If it was the same exploit, it suggests to me one of the possibilities
two days ago: that the company lacked an comprehensive software
inventory. After all, if you know there's a hole in some package and
you know that you're being targeted by attackers who know of it and have
used it against you, you have very strong incentive to fix all instances
immediately. That Equifax did not do so would seem to indicate that
they were unaware that they were still vulnerable. In fact, the real
question might be why it took the attackers so long to return.

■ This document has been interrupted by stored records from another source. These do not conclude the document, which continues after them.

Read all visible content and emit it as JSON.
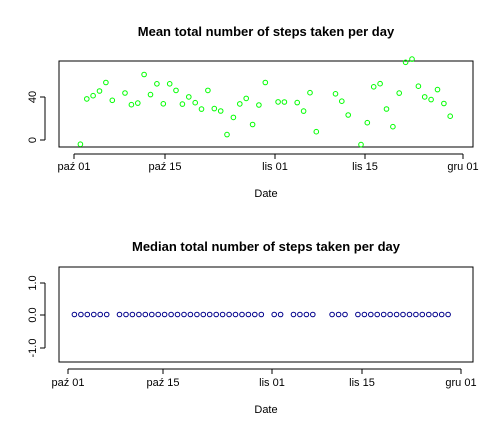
{
  "chart_data": [
    {
      "type": "scatter",
      "title": "Mean total number of steps taken per day",
      "xlabel": "Date",
      "ylabel": "",
      "x_ticks": [
        "paź 01",
        "paź 15",
        "lis 01",
        "lis 15",
        "gru 01"
      ],
      "x_tick_dates": [
        "2012-10-01",
        "2012-10-15",
        "2012-11-01",
        "2012-11-15",
        "2012-12-01"
      ],
      "xlim": [
        "2012-09-30",
        "2012-12-02"
      ],
      "y_ticks": [
        "0",
        "40"
      ],
      "y_tick_values": [
        0,
        40
      ],
      "ylim": [
        -2,
        72
      ],
      "marker": "open-circle",
      "color": "#00ff00",
      "points": [
        [
          "2012-10-02",
          0.4
        ],
        [
          "2012-10-03",
          39.4
        ],
        [
          "2012-10-04",
          42.1
        ],
        [
          "2012-10-05",
          46.2
        ],
        [
          "2012-10-06",
          53.5
        ],
        [
          "2012-10-07",
          38.2
        ],
        [
          "2012-10-09",
          44.5
        ],
        [
          "2012-10-10",
          34.4
        ],
        [
          "2012-10-11",
          35.8
        ],
        [
          "2012-10-12",
          60.4
        ],
        [
          "2012-10-13",
          43.1
        ],
        [
          "2012-10-14",
          52.4
        ],
        [
          "2012-10-15",
          35.2
        ],
        [
          "2012-10-16",
          52.4
        ],
        [
          "2012-10-17",
          46.7
        ],
        [
          "2012-10-18",
          34.9
        ],
        [
          "2012-10-19",
          41.1
        ],
        [
          "2012-10-20",
          36.1
        ],
        [
          "2012-10-21",
          30.6
        ],
        [
          "2012-10-22",
          46.7
        ],
        [
          "2012-10-23",
          31.0
        ],
        [
          "2012-10-24",
          29.0
        ],
        [
          "2012-10-25",
          8.7
        ],
        [
          "2012-10-26",
          23.5
        ],
        [
          "2012-10-27",
          35.1
        ],
        [
          "2012-10-28",
          39.8
        ],
        [
          "2012-10-29",
          17.4
        ],
        [
          "2012-10-30",
          34.1
        ],
        [
          "2012-10-31",
          53.5
        ],
        [
          "2012-11-02",
          36.8
        ],
        [
          "2012-11-03",
          36.7
        ],
        [
          "2012-11-05",
          36.2
        ],
        [
          "2012-11-06",
          28.9
        ],
        [
          "2012-11-07",
          44.7
        ],
        [
          "2012-11-08",
          11.2
        ],
        [
          "2012-11-11",
          43.8
        ],
        [
          "2012-11-12",
          37.4
        ],
        [
          "2012-11-13",
          25.5
        ],
        [
          "2012-11-15",
          0.1
        ],
        [
          "2012-11-16",
          18.9
        ],
        [
          "2012-11-17",
          49.8
        ],
        [
          "2012-11-18",
          52.5
        ],
        [
          "2012-11-19",
          30.7
        ],
        [
          "2012-11-20",
          15.5
        ],
        [
          "2012-11-21",
          44.4
        ],
        [
          "2012-11-22",
          70.9
        ],
        [
          "2012-11-23",
          73.6
        ],
        [
          "2012-11-24",
          50.3
        ],
        [
          "2012-11-25",
          41.1
        ],
        [
          "2012-11-26",
          38.8
        ],
        [
          "2012-11-27",
          47.4
        ],
        [
          "2012-11-28",
          35.4
        ],
        [
          "2012-11-29",
          24.5
        ]
      ]
    },
    {
      "type": "scatter",
      "title": "Median total number of steps taken per day",
      "xlabel": "Date",
      "ylabel": "",
      "x_ticks": [
        "paź 01",
        "paź 15",
        "lis 01",
        "lis 15",
        "gru 01"
      ],
      "x_tick_dates": [
        "2012-10-01",
        "2012-10-15",
        "2012-11-01",
        "2012-11-15",
        "2012-12-01"
      ],
      "xlim": [
        "2012-09-30",
        "2012-12-02"
      ],
      "y_ticks": [
        "-1.0",
        "0.0",
        "1.0"
      ],
      "y_tick_values": [
        -1.0,
        0.0,
        1.0
      ],
      "ylim": [
        -1.08,
        1.08
      ],
      "marker": "open-circle",
      "color": "#00008b",
      "points": [
        [
          "2012-10-02",
          0
        ],
        [
          "2012-10-03",
          0
        ],
        [
          "2012-10-04",
          0
        ],
        [
          "2012-10-05",
          0
        ],
        [
          "2012-10-06",
          0
        ],
        [
          "2012-10-07",
          0
        ],
        [
          "2012-10-09",
          0
        ],
        [
          "2012-10-10",
          0
        ],
        [
          "2012-10-11",
          0
        ],
        [
          "2012-10-12",
          0
        ],
        [
          "2012-10-13",
          0
        ],
        [
          "2012-10-14",
          0
        ],
        [
          "2012-10-15",
          0
        ],
        [
          "2012-10-16",
          0
        ],
        [
          "2012-10-17",
          0
        ],
        [
          "2012-10-18",
          0
        ],
        [
          "2012-10-19",
          0
        ],
        [
          "2012-10-20",
          0
        ],
        [
          "2012-10-21",
          0
        ],
        [
          "2012-10-22",
          0
        ],
        [
          "2012-10-23",
          0
        ],
        [
          "2012-10-24",
          0
        ],
        [
          "2012-10-25",
          0
        ],
        [
          "2012-10-26",
          0
        ],
        [
          "2012-10-27",
          0
        ],
        [
          "2012-10-28",
          0
        ],
        [
          "2012-10-29",
          0
        ],
        [
          "2012-10-30",
          0
        ],
        [
          "2012-10-31",
          0
        ],
        [
          "2012-11-02",
          0
        ],
        [
          "2012-11-03",
          0
        ],
        [
          "2012-11-05",
          0
        ],
        [
          "2012-11-06",
          0
        ],
        [
          "2012-11-07",
          0
        ],
        [
          "2012-11-08",
          0
        ],
        [
          "2012-11-11",
          0
        ],
        [
          "2012-11-12",
          0
        ],
        [
          "2012-11-13",
          0
        ],
        [
          "2012-11-15",
          0
        ],
        [
          "2012-11-16",
          0
        ],
        [
          "2012-11-17",
          0
        ],
        [
          "2012-11-18",
          0
        ],
        [
          "2012-11-19",
          0
        ],
        [
          "2012-11-20",
          0
        ],
        [
          "2012-11-21",
          0
        ],
        [
          "2012-11-22",
          0
        ],
        [
          "2012-11-23",
          0
        ],
        [
          "2012-11-24",
          0
        ],
        [
          "2012-11-25",
          0
        ],
        [
          "2012-11-26",
          0
        ],
        [
          "2012-11-27",
          0
        ],
        [
          "2012-11-28",
          0
        ],
        [
          "2012-11-29",
          0
        ]
      ]
    }
  ]
}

Maybe they couldn't believe that that door would still be open…
On another note, several people have sent me notes pointing out that Susan Mauldin, the former CSO at Equifax, graduated with degrees in music, not computer science. I was aware of that and regard it as quite irrelevant. As I and others have pointed out, gender bias seems to be a more likely explanation for the complaints. And remember that being a CSO is a thankless job.
Update: based on later information, disregard the first two paragrphs of this.
20 September 2017
The other day, I noted that Equifax had been breached in March, and quoted the article as saying that the attackers had been "the same intruders" as in the May breach. In a newer news report, Equifax has denied that:
"The March event reported by Bloomberg is not related to the criminal hacking that was discovered on 29 July," Equifax's statement continues. "Mandiant has investigated both events and found no evidence that these two separate events or the attackers were related. The criminal hacking that was discovered on 29 July did not affect the customer databases hosted by the Equifax business unit that was the subject of the March event."So: I'll withdraw the speculation I posted about this incident confirming one of my hypotheses and wait for further, authoritative information. I repeat my call for public investigations of incidents of this scale.
Also worth noting: Brian Krebs was one of the very few to report the March incident.